Special Adviser, John Fenner, reports on Shoreditch Citizens
What an exhilarating evening! On 13 June 2012, Shoreditch Citizens, funded by the Mayor’s Fund for London in partnership with Barclays, held an Assembly at St Luke’s in Old Street to mark its birthday. Attended by some 170 local residents, the event celebrated the achievements of the group during the past 12 months. Established as a grass roots organisation it has already taken major steps to improve conditions for many.
We were welcomed by a musical performance from three members of the Alevi Cultural Centre in Hackney. Soul searching plaintive melodies filled the auditorium, reflecting the open spaces of Turkey from where this religious, spiritual movement sprang. Three hours later the proceedings were closed by a vibrant gospel choir, the two offerings emphasising the diverse range of beliefs represented in the audience.
Shoreditch Citizens looked back on -
Hackney Homes have spent £1m on curing black mould and damp in four estate blocks in Hackney. Hackney Homes have now committed to invest a further £1m (approx) to cover additional similar works. On the evening the Hackney Homes team were celebrated for their commitment to address this issue.
The campaign to persuade employers to pay the “Living Wage” – £8.30 per hour (2011) – as against the “Minimum Wage” – £6.70 per hour – has put more than £100m extra in the pockets of working people, lifting 10,000 families out of poverty. In the three Shoreditch boroughs the impact has already been felt. 2,500 workers for Islington Council; 25 staff at Bethnal Green Academy; 300 City and Islington staff are now paid Living Wages following help, support and encouragement from Shoreditch/London Citizens. Slaughter and May received an award for their continuing support of the London Living Wage. Shoreditch is also home to the first accredited Living Wage pub, the Joiners Arms.

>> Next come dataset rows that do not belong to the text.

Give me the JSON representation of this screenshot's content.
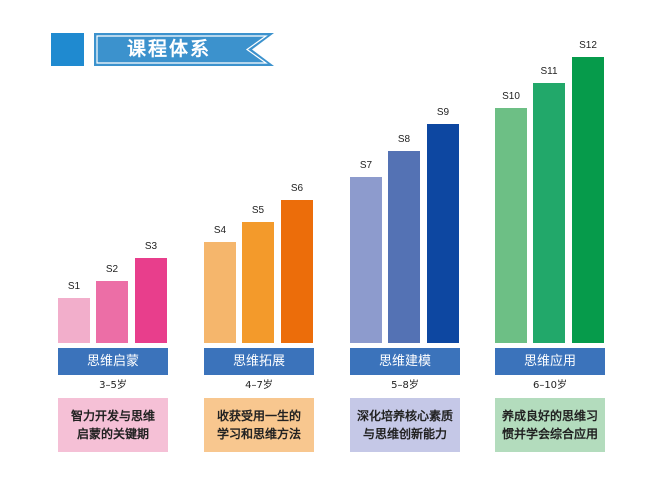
{
  "header": {
    "title": "课程体系",
    "accent_color": "#1f8ad0",
    "banner_color": "#3c92cd"
  },
  "groups": [
    {
      "name": "思维启蒙",
      "age": "3–5岁",
      "desc_lines": [
        "智力开发与思维",
        "启蒙的关键期"
      ],
      "desc_bg": "#f5c0d6",
      "bars": [
        {
          "label": "S1",
          "color": "#f2aecb"
        },
        {
          "label": "S2",
          "color": "#ec6ea6"
        },
        {
          "label": "S3",
          "color": "#e83e8c"
        }
      ]
    },
    {
      "name": "思维拓展",
      "age": "4–7岁",
      "desc_lines": [
        "收获受用一生的",
        "学习和思维方法"
      ],
      "desc_bg": "#f8c78f",
      "bars": [
        {
          "label": "S4",
          "color": "#f5b66c"
        },
        {
          "label": "S5",
          "color": "#f39a2b"
        },
        {
          "label": "S6",
          "color": "#ec6d0a"
        }
      ]
    },
    {
      "name": "思维建模",
      "age": "5–8岁",
      "desc_lines": [
        "深化培养核心素质",
        "与思维创新能力"
      ],
      "desc_bg": "#c5c8e7",
      "bars": [
        {
          "label": "S7",
          "color": "#8d9bcd"
        },
        {
          "label": "S8",
          "color": "#5472b4"
        },
        {
          "label": "S9",
          "color": "#0d47a1"
        }
      ]
    },
    {
      "name": "思维应用",
      "age": "6–10岁",
      "desc_lines": [
        "养成良好的思维习",
        "惯并学会综合应用"
      ],
      "desc_bg": "#b3dcbd",
      "bars": [
        {
          "label": "S10",
          "color": "#6dbf85"
        },
        {
          "label": "S11",
          "color": "#22a86a"
        },
        {
          "label": "S12",
          "color": "#069b4b"
        }
      ]
    }
  ],
  "chart_data": {
    "type": "bar",
    "title": "课程体系",
    "categories": [
      "S1",
      "S2",
      "S3",
      "S4",
      "S5",
      "S6",
      "S7",
      "S8",
      "S9",
      "S10",
      "S11",
      "S12"
    ],
    "values": [
      45,
      62,
      85,
      101,
      121,
      143,
      166,
      192,
      219,
      235,
      260,
      286
    ],
    "groups": [
      {
        "name": "思维启蒙",
        "age": "3–5岁",
        "members": [
          "S1",
          "S2",
          "S3"
        ]
      },
      {
        "name": "思维拓展",
        "age": "4–7岁",
        "members": [
          "S4",
          "S5",
          "S6"
        ]
      },
      {
        "name": "思维建模",
        "age": "5–8岁",
        "members": [
          "S7",
          "S8",
          "S9"
        ]
      },
      {
        "name": "思维应用",
        "age": "6–10岁",
        "members": [
          "S10",
          "S11",
          "S12"
        ]
      }
    ],
    "xlabel": "",
    "ylabel": "",
    "grid": false,
    "legend": "none",
    "note": "values are relative bar heights in pixels (no y-axis shown)"
  }
}
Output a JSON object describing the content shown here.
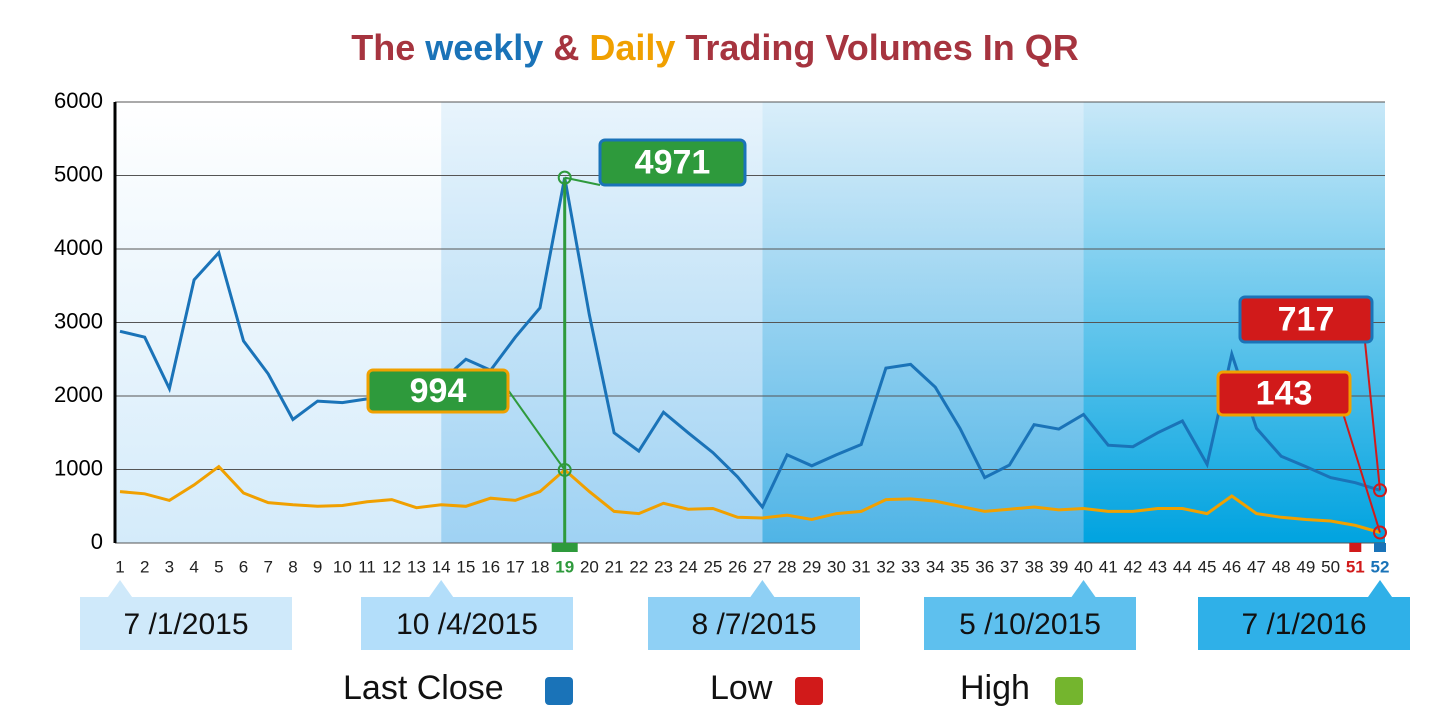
{
  "chart_data": {
    "type": "line",
    "title": [
      "The ",
      "weekly",
      " & ",
      "Daily",
      " Trading Volumes In QR"
    ],
    "title_colors": [
      "#a6343f",
      "#1a73b8",
      "#a6343f",
      "#f0a000",
      "#a6343f"
    ],
    "categories": [
      1,
      2,
      3,
      4,
      5,
      6,
      7,
      8,
      9,
      10,
      11,
      12,
      13,
      14,
      15,
      16,
      17,
      18,
      19,
      20,
      21,
      22,
      23,
      24,
      25,
      26,
      27,
      28,
      29,
      30,
      31,
      32,
      33,
      34,
      35,
      36,
      37,
      38,
      39,
      40,
      41,
      42,
      43,
      44,
      45,
      46,
      47,
      48,
      49,
      50,
      51,
      52
    ],
    "series": [
      {
        "color": "#1a73b8",
        "values": [
          2880,
          2800,
          2100,
          3580,
          3950,
          2750,
          2300,
          1680,
          1930,
          1910,
          1960,
          2050,
          2150,
          2200,
          2500,
          2350,
          2800,
          3200,
          4971,
          3100,
          1500,
          1250,
          1780,
          1500,
          1230,
          900,
          490,
          1200,
          1050,
          1200,
          1340,
          2380,
          2430,
          2120,
          1560,
          890,
          1060,
          1610,
          1550,
          1750,
          1330,
          1310,
          1500,
          1660,
          1070,
          2570,
          1560,
          1180,
          1040,
          890,
          820,
          717
        ]
      },
      {
        "color": "#f0a000",
        "values": [
          700,
          670,
          580,
          790,
          1040,
          680,
          550,
          520,
          500,
          510,
          560,
          590,
          480,
          520,
          500,
          610,
          580,
          700,
          994,
          700,
          430,
          400,
          540,
          460,
          470,
          350,
          340,
          380,
          320,
          400,
          430,
          590,
          600,
          570,
          500,
          430,
          460,
          490,
          450,
          470,
          430,
          430,
          470,
          470,
          400,
          640,
          400,
          350,
          320,
          300,
          240,
          143
        ]
      }
    ],
    "ylim": [
      0,
      6000
    ],
    "yticks": [
      0,
      1000,
      2000,
      3000,
      4000,
      5000,
      6000
    ],
    "grid": true,
    "category_colors": {
      "18": "#2e9a3c",
      "50": "#d11a1a",
      "51": "#1a73b8"
    },
    "annotations": [
      {
        "label": "4971",
        "series": 0,
        "index": 18,
        "fill": "#2e9a3c",
        "border": "#1a73b8"
      },
      {
        "label": "994",
        "series": 1,
        "index": 18,
        "fill": "#2e9a3c",
        "border": "#f0a000"
      },
      {
        "label": "717",
        "series": 0,
        "index": 51,
        "fill": "#d11a1a",
        "border": "#1a73b8"
      },
      {
        "label": "143",
        "series": 1,
        "index": 51,
        "fill": "#d11a1a",
        "border": "#f0a000"
      }
    ],
    "date_labels": [
      {
        "label": "7 /1/2015",
        "index": 0,
        "color": "#cfe9fa"
      },
      {
        "label": "10 /4/2015",
        "index": 13,
        "color": "#b3defa"
      },
      {
        "label": "8 /7/2015",
        "index": 26,
        "color": "#8fd0f5"
      },
      {
        "label": "5 /10/2015",
        "index": 39,
        "color": "#5ec0ee"
      },
      {
        "label": "7 /1/2016",
        "index": 51,
        "color": "#2fb0e8"
      }
    ],
    "legend": [
      {
        "name": "Last Close",
        "color": "#1a73b8"
      },
      {
        "name": "Low",
        "color": "#d11a1a"
      },
      {
        "name": "High",
        "color": "#74b52e"
      }
    ]
  }
}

Education Training and Work Experience
Young leaders from Shoreditch citizens have won an agreement from a consortium including Islington Council and City Islington College, and other schools and colleges in Islington for a bursary scheme to support students without adequate means to continue their studies following the withdrawal of the EMA Grant.
Further, as part of this programme, 120 young people have been helped to secured jobs in the Living Wage Olympic jobs.
Young leaders from secondary schools, including Central Foundation Boys’ School in Islington, Bridge Academy in Hackney and Bethnal Green Academy (BGA) in Tower Hamlets and supported by City Year (another Mayor’s Fund project) have been spearheading a campaign to make the streets safe. In Bethnal Green, a campaign led by young people has resulted in street crime around Bethnal Green Academy being reduced by 84%. Along the Hackney Rd, Local shopkeepers now offer safe haven to young people being chased by gangs or otherwise facing fear out in the open. At the assembly senior officers from each borough committed to help these young leaders turn their areas into City Safe Zones by October 2012.
During the event citizens spoke movingly of their hardship and the opportunities created by this new body. Of particular note were the comments from two young women, who, despite excellent qualifications, could not find jobs, and pleaded for more effort to introduce work to the unemployed.
I was struck by the clarity of all the presentations and the articulate expression, not merely of past achievements, but of future needs. Certificates were given to many outside organisations that had been particularly encouraging, including the Mayor’s Fund. Chris Robinson received that Award on behalf of the Fund.
All of this represents an outstanding progress. Experiencing the confidence and vigour of the Assembly, as well as the efficiency of the proceedings, I have no doubt that Shoreditch Citizens are only just beginning the journey to transform conditions and lives.